I grabbed the bottle of lemonade out of the refrigerator then stuck one hand in the freezer reaching for the ice tray.
“Morning,” she finally said. “Where’s your car?”
Your husband slit the tires in another drunken rage.
“It’s in the shop,” I lied.
“Did you look over the brochures I gave you the other day?” she asked.
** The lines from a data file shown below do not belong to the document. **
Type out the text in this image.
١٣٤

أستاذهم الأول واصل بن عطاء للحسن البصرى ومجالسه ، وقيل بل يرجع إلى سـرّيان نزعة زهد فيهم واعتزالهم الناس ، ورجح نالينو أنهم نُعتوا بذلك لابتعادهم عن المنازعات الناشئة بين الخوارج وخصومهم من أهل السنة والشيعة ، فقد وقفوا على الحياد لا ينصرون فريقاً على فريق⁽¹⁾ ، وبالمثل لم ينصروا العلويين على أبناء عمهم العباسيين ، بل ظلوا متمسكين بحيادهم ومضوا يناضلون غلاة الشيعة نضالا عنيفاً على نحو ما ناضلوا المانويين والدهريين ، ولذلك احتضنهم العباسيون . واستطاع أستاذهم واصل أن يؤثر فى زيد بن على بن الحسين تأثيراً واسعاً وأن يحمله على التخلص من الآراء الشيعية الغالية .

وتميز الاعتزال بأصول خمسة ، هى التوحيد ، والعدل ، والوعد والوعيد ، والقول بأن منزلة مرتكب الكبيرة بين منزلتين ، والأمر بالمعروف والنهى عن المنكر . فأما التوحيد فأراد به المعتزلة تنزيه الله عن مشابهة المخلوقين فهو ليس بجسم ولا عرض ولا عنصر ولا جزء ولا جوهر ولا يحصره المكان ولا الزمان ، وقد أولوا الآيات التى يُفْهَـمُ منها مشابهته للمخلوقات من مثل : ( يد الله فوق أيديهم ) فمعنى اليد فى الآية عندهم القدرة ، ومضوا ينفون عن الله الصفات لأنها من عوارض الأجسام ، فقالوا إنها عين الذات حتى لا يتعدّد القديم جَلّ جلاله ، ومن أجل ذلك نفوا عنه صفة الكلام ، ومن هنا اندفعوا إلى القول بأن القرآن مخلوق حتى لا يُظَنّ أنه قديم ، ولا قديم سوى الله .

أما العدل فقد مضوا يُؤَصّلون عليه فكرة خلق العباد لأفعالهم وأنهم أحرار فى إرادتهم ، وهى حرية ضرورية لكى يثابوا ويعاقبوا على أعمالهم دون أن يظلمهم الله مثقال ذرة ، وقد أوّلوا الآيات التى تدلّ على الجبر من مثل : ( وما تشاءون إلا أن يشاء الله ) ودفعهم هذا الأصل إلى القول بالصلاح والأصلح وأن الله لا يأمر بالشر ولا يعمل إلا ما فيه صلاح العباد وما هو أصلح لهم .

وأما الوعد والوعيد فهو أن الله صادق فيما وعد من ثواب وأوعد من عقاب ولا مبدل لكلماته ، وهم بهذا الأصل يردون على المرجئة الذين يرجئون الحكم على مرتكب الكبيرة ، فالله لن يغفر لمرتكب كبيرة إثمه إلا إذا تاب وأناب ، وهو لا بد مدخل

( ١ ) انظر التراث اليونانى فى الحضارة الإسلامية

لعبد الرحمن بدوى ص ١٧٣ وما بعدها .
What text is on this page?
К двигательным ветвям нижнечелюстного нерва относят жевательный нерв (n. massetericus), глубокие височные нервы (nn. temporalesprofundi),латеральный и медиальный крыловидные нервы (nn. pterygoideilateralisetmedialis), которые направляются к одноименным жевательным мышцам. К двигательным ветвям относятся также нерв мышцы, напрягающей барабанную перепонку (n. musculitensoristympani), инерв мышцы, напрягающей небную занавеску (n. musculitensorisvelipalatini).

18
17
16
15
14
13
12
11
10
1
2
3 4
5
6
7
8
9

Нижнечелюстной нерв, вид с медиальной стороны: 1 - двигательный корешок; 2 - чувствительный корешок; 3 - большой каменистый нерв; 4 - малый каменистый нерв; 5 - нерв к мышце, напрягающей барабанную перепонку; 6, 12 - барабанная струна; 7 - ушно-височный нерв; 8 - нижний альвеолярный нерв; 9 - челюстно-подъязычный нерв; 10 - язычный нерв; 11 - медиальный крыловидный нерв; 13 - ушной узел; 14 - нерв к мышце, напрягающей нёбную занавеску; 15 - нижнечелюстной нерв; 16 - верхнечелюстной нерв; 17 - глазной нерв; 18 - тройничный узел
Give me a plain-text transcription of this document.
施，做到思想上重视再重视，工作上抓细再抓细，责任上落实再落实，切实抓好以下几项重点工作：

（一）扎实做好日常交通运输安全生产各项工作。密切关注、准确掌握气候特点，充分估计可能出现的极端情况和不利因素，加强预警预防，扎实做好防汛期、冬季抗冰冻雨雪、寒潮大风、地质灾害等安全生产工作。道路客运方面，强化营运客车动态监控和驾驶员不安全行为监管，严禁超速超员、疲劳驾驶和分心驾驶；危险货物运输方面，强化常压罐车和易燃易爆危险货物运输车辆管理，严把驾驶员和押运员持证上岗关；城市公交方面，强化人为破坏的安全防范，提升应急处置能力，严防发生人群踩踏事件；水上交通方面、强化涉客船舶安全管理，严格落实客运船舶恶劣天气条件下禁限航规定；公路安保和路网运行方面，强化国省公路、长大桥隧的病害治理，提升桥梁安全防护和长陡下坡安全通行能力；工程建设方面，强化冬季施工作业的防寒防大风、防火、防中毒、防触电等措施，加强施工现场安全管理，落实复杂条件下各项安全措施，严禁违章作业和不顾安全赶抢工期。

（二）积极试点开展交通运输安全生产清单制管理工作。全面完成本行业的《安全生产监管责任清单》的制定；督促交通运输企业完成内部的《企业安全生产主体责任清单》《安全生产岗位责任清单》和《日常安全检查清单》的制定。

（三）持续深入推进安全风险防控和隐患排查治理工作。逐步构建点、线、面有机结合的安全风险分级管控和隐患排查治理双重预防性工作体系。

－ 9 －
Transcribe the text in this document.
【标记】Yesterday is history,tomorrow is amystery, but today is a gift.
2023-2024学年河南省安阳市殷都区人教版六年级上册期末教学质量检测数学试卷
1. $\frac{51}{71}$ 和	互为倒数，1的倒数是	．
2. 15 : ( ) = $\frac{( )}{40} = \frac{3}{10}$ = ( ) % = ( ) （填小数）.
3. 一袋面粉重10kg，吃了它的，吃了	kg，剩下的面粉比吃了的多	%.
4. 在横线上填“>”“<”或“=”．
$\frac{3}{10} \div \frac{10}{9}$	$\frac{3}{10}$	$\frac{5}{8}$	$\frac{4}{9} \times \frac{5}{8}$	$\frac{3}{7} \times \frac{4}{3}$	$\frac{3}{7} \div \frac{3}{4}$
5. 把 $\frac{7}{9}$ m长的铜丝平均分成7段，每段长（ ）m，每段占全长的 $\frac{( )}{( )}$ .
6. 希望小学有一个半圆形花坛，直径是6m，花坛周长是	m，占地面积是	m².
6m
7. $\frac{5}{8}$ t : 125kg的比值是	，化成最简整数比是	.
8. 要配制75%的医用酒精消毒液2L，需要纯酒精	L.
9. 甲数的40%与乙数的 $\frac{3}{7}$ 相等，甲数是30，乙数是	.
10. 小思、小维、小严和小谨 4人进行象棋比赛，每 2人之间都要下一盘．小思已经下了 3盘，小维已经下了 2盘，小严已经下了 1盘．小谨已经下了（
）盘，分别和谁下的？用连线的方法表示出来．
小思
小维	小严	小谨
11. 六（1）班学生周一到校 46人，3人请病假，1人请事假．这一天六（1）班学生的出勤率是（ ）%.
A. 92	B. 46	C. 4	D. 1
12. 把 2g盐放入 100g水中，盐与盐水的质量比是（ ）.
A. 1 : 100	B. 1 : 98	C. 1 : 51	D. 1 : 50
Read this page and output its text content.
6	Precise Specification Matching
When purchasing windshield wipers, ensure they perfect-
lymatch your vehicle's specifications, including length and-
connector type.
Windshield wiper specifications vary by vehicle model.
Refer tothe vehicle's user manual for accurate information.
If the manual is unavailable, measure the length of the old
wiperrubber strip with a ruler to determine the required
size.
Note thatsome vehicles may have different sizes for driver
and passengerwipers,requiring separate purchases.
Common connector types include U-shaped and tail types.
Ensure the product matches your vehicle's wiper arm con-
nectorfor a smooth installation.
I sighed, dread rolling deep in my stomach. I didn’t want to tell my mother about my plans to go back to Los Angeles and live with my dad after graduation to get as far away from her and her crazy-ass husband. But I also didn’t want her to have unrealistic hopes of ever seeing me in blue scrubs one day. So I lied, again.
“I want to be an entertainment lawyer, remember?”
“You have to be smart to be a lawyer.” Her voice was monotone, so I wasn’t sure if she was kidding or being serious. Either way, it hurt.
“I am smart,” I snapped.
“B’s and C’s will not get you into law school.”
“Or a nursing program,” I shot back.
When I placed the ice tray back in the fridge, I noticed a clear mason jar with a piece of paper inside. At first, I thought it was one of Isaac’s little pranks until I got a closer look. Paul’s picture was frozen in the middle.
What the hell?
I took the container and waived it in front of my mother.
“What is this?” I raised an eyebrow, puzzled.
She rushed toward me and snatched the glass out of my hand.
“Leave it alone,” she said placing it back in the freezer.
“What exactly is that supposed to do?” I asked pointing at the jar. “Train Paul into acting like a decent human being?”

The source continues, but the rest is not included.